Chase is late to Mass, which is no particular surprise, and slips into the back rows with the other lapsed Catholics. He sees the woman next to him nervously cast her eyes around, as if she’s trying to fool God into thinking she’s been here the whole time. Chase knows the type too well; somewhere he’s got a whole stack of papers detailing exactly how to deal with them. It’s better if he makes what he did in the ministry sound cold, clinical, rational. It’s not as if anyone but him will believe it, but it helps him through.
On his bookshelf, he’s got half a row devoted to hardbacks with titles like The Science of Religion and The Language of God. He’s got them neatly separated into two groups: Why It’s Okay To Believe, We Swear and Why You’re An Idiot For Believing. The more he reads, the more he decides that no, science and religion can’t work it out, because scientists and religious people don’t even know what they’re fighting about.
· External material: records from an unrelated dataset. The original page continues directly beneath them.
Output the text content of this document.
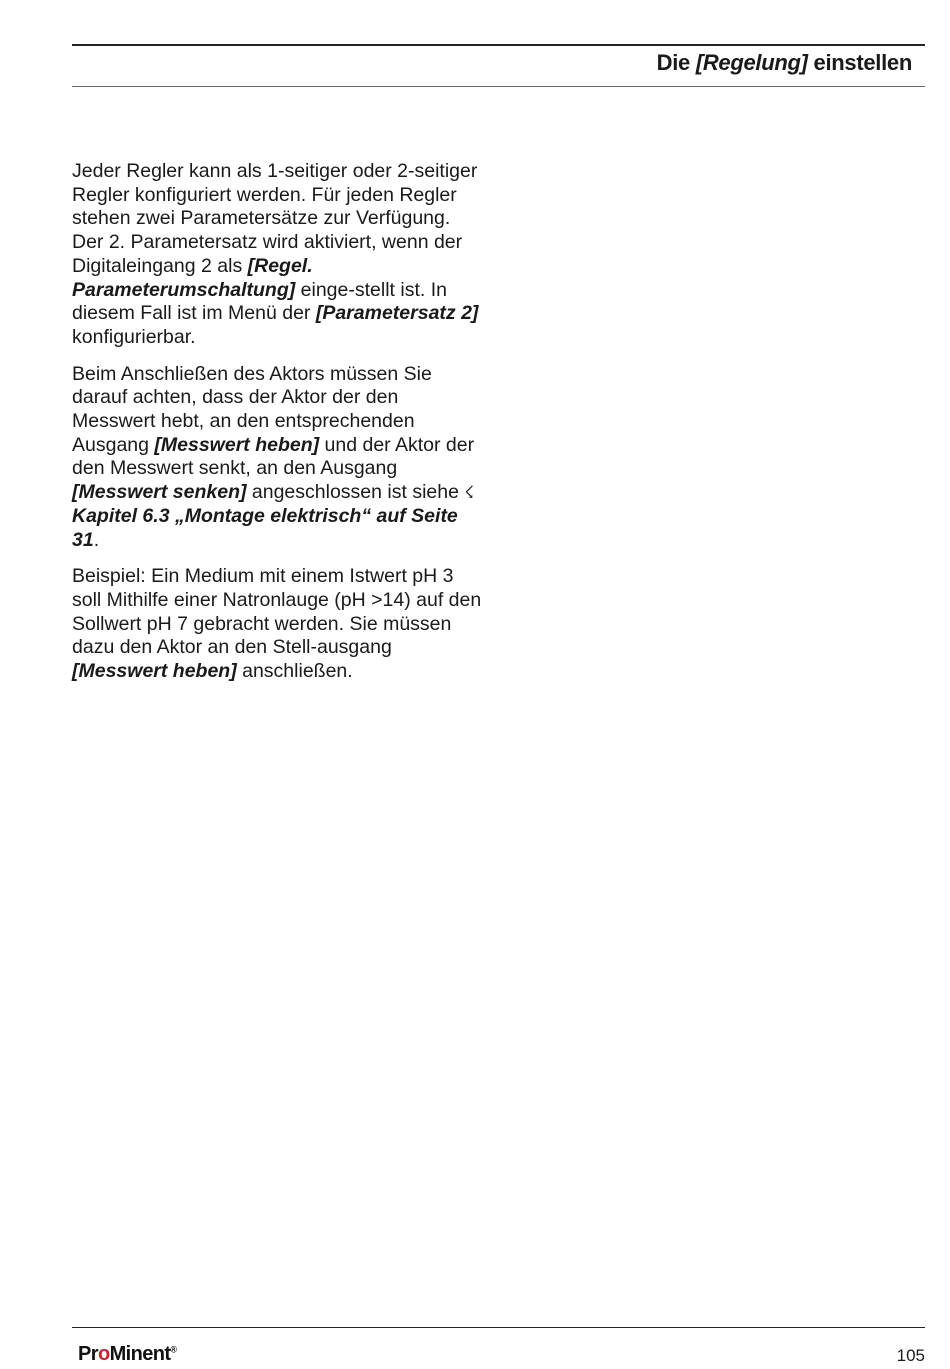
Die [Regelung] einstellen

Jeder Regler kann als 1-seitiger oder 2-seitiger Regler konfiguriert werden. Für jeden Regler stehen zwei Parametersätze zur Verfügung. Der 2. Parametersatz wird aktiviert, wenn der Digitaleingang 2 als [Regel. Parameterumschaltung] einge-stellt ist. In diesem Fall ist im Menü der [Parametersatz 2] konfigurierbar.

Beim Anschließen des Aktors müssen Sie darauf achten, dass der Aktor der den Messwert hebt, an den entsprechenden Ausgang [Messwert heben] und der Aktor der den Messwert senkt, an den Ausgang [Messwert senken] angeschlossen ist siehe ☇ Kapitel 6.3 „Montage elektrisch“ auf Seite 31.

Beispiel: Ein Medium mit einem Istwert pH 3 soll Mithilfe einer Natronlauge (pH >14) auf den Sollwert pH 7 gebracht werden. Sie müssen dazu den Aktor an den Stell-ausgang [Messwert heben] anschließen.

ProMinent®	105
He didn’t actually buy any of the stupid books, and every last one has the paper marker it came with stuck in somewhere before the middle.
He shakes his head, trying to bring his attention back to Mass, but it isn’t really working. The number of Masses he’s attended must reach the thousands, and as much as he enjoys going, it just isn’t the most riveting thing in the world anymore. It’s medium, lukewarm, just like so much in his life is.
The truth is that he doesn’t really fall one way or the other when it comes right down to ideology. Religion was always so much more about doing than believing for him, and science is no different. Your parishioner is in pain. You pray for them. They feel better. Your patient is in pain. You inject them. They feel better. It’s just how you get from Point A to Point B that makes the difference.
And in the middle of Points B and A, there’s always (Father, Doctor) Chase. He’s always the middle ground, where all are welcome but none are ever really safe. He’s startlingly loyal and heartbreakingly disloyal by turns, and it shows in everything. At work, he’s constantly stuck between House and whoever he’s up against- Ed Vogler, Cameron, even that bastard Tritter tried to make the most of it.
It wouldn’t be so easy if it wasn’t made so abundantly clear so frequently that he’s the one that doesn’t fit. Cameron’s the woman, Foreman’s the black guy, Chase is the other one. Cameron is the one that loves House, Foreman is the one that hates him, Chase is the other one. Even their specializations say it- the other two have flashy certifications in fields that people actually recognize, but his is just a fancy way of saying he’s good at helping really sick people.
His thoughts, all contradictory and twisted in on themselves, don’t resolve before his turn comes before the priest; but when it does, they just seem to spill out of his head. The man’s touch is soothing on his forehead, his vestments smelling of incense and warmth. For the moment, his mind is smoothed by the old familiarity, the calm refrain of the Sign of the Cross. It’s something concrete, something he can hold on to, something in black and white.
House will have a field day over the ashes on his brow, but he doesn’t care. Just for today, he’s not going to be the leftover, the middle ground. He’s going to be the one that stands out.